Meet the Sun
The Sun is a yellow dwarf star at the center of our solar system. Earth and all other objects in our solar system orbit around the Sun due to gravity – the Sun contains over 98% of all mass in the solar system and so exerts a strong gravitational pull. Like other stars, the Sun is a dense ball of gas that creates energy through nuclear fusion reactions in the core, creating helium atoms from hydrogen atoms. The Sun radiates different forms of energy, including ultraviolet, infrared, and light energy, out into space. Light and heat energy from the Sun warm our planet and make life possible.
Fun Sun Facts
Distance between the Sun and Earth: 93 million miles (149 million km)
Amount of time it takes for light from the Sun to reach Earth: about eight minutes
Diameter: 865,370 miles (1.3927 million km)
Size (compared to Earth): about 109 times wider than the Earth – about 1.3 million Earths could fit inside the Sun
Mass: 1.989 x 1030 kg – about 333,000 times the mass of Earth
Age: about 4.6 billion years old – the same as Earth and other planets that formed within our solar system
Average temperature: varies from 5,600 ℃ (surface) to 15 million ℃ (core)
Amount of light energy the Sun produces each second: 3.8 x 1026 terawatts (one trillion watts) – more than the amount of energy all humans will use in 600 years
Amount of the Sun’s energy that reaches Earth each second: 173,000 terawatts – less than one billionth of the total energy created by the Sun each second
Amount of the Sun’s energy currently used for electricity: less than 0.1%
Length of time for one solar cycle: ~11 years
Length of time to orbit the Milky Way galaxy: 250 million years
What’s the Sun Made of?
The Sun is a glowing, spinning ball of very hot gases, primarily hydrogen (92.1%) and helium (7.9%). Trace amounts of other elements (0.1%), such as oxygen, carbon, nitrogen, silicon, magnesium, neon, iron, and sulfur are also present (NASA).
In the extreme heat of the Sun, most of the gas exists as plasma. Plasma is an electrically charged gas that forms at extremely high temperatures when fast moving atoms collide with each other and knock electrons loose. More matter exists in the plasma state than as a liquid, solid, or gas – the visible universe is thought to be 99% plasma!
The Sun Has Layers
Although the Sun isn’t solid, it has three distinguishable regions that solar physicists refer to as the interior, the visible surface, and the atmosphere.
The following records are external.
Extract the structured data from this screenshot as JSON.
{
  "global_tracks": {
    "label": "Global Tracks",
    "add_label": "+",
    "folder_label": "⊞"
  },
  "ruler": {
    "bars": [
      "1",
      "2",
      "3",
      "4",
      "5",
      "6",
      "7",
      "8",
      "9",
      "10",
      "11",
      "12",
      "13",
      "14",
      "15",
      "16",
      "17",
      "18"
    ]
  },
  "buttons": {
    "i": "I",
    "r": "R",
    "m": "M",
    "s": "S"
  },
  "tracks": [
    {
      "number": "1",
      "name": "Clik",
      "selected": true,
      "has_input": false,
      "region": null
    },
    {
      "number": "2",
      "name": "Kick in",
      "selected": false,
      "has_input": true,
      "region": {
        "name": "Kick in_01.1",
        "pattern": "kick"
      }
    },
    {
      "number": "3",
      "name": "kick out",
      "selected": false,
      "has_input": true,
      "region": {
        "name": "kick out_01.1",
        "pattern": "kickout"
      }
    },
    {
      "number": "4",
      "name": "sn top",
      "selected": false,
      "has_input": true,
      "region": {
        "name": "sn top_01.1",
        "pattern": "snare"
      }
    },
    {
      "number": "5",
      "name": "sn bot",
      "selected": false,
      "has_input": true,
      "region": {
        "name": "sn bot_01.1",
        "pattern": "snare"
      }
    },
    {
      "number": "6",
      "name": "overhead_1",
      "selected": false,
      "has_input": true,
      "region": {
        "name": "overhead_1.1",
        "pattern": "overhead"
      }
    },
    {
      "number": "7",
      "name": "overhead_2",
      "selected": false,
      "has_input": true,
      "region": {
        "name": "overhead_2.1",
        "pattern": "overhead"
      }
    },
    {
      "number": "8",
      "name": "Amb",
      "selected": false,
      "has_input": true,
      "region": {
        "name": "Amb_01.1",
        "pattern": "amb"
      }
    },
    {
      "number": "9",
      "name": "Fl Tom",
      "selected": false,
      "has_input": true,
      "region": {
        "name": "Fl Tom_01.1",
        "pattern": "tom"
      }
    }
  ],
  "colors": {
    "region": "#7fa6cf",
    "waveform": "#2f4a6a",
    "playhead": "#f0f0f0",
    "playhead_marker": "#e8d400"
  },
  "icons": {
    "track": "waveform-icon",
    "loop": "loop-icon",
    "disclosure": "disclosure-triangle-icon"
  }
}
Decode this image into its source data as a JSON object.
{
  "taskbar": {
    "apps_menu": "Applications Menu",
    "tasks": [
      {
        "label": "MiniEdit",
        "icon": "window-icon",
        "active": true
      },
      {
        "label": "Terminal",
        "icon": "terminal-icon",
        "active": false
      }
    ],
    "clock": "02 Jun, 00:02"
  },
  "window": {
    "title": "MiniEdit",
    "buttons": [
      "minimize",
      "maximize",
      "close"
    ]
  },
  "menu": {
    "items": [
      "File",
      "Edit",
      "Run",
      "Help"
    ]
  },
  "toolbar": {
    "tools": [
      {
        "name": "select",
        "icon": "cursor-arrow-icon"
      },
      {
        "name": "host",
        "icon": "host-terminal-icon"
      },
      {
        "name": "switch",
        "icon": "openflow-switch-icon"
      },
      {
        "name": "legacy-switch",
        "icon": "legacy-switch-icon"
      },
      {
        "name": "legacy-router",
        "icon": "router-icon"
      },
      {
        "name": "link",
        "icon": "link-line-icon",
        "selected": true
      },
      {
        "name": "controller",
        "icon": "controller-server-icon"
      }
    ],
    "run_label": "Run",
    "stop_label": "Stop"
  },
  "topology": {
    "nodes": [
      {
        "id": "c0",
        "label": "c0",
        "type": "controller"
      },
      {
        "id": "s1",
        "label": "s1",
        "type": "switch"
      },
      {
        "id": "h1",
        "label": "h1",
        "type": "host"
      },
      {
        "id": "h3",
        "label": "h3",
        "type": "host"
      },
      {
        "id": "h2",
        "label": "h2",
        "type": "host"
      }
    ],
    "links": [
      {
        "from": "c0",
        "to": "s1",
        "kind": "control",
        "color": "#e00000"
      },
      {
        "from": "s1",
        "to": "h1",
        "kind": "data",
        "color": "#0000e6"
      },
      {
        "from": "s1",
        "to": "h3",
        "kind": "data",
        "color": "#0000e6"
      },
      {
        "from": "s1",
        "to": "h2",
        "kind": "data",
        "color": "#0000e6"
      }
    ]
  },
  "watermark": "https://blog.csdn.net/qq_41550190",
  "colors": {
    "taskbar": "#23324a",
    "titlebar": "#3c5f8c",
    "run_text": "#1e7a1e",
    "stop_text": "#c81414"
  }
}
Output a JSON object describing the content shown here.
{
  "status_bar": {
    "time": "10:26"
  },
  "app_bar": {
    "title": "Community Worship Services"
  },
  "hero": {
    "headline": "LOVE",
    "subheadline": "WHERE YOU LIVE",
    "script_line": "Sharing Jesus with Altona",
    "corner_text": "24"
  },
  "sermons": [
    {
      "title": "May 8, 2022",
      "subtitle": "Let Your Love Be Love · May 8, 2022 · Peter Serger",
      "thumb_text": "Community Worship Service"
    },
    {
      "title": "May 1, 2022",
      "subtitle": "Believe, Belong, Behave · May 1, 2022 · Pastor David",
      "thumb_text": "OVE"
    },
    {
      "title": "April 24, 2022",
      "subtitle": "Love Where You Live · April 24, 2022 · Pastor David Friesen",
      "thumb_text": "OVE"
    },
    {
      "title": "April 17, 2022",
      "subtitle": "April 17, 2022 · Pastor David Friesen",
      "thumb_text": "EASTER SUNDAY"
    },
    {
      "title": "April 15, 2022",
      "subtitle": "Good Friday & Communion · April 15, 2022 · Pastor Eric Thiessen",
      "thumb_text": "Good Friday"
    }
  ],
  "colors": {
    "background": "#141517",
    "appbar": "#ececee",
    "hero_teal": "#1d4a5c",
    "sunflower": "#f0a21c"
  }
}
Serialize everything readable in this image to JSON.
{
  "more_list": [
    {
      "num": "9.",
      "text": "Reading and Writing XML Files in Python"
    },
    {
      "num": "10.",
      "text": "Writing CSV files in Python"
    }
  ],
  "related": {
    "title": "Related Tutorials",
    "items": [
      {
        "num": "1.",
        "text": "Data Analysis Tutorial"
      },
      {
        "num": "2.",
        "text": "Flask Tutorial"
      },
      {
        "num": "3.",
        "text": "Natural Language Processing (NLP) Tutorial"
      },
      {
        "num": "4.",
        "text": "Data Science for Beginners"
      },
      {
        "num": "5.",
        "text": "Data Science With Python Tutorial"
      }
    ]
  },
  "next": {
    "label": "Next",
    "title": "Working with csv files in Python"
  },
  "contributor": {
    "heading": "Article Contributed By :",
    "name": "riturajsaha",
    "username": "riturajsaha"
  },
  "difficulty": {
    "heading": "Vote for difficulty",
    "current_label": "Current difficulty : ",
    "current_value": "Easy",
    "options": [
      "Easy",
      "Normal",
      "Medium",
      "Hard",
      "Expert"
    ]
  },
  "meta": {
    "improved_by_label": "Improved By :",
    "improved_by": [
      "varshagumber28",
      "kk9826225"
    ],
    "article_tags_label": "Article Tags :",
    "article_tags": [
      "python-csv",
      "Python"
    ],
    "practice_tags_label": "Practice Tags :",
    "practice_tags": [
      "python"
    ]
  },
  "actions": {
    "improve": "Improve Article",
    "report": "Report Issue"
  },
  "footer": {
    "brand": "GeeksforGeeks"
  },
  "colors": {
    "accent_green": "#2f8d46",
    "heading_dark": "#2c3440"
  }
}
The Sun’s interior is divided further into three parts – core, radiative zone, and convective zone. Inside the Sun, energy is created in the core and is moved from the center to the surface through both radiation and convection, similarly to how bubbles move upward in a pot of boiling water on your stove.
The boundary between the Sun's interior and the solar atmosphere is called the photosphere. It is what we see as the visible surface of the Sun. The photosphere is not like the surface of a planet; even if you could tolerate the heat, you couldn't stand on it.
The Sun does in fact have an atmosphere! The Sun’s outer atmosphere (also called the corona) is the source of solar wind, which extends millions of kilometers into space, beyond the orbits of Earth and the other planets. Solar wind is, in a sense, just an extension of the Sun’s atmosphere. Our planet actually orbits within the atmosphere of a star! The Sun’s lower atmosphere is called the chromosphere because the high hydrogen content causes it to appear red when viewed through a solar telescope.
The Sun Emits Light and Other Forms of Energy
The Sun continuously emits vast quantities of energy as light and other forms of electromagnetic radiation. It also gives off large amounts of matter as particle radiation called solar wind, mostly in the form of high-energy protons and electrons.
The amount of light emitted by the Sun is relatively constant, varying by less than 0.01% over each decade. However, because the Sun radiates such a large amount of energy (3.8 x 1026 terawatts per second), even small fluctuations can have an impact on Earth. Explosive solar storms sometimes crash into Earth, interfering with human communications, navigation, and electrical transmission technologies. The energy from these solar storms also interacts with the upper layers of Earth’s atmosphere to create the beautiful displays of color we call the aurora or northern and southern lights.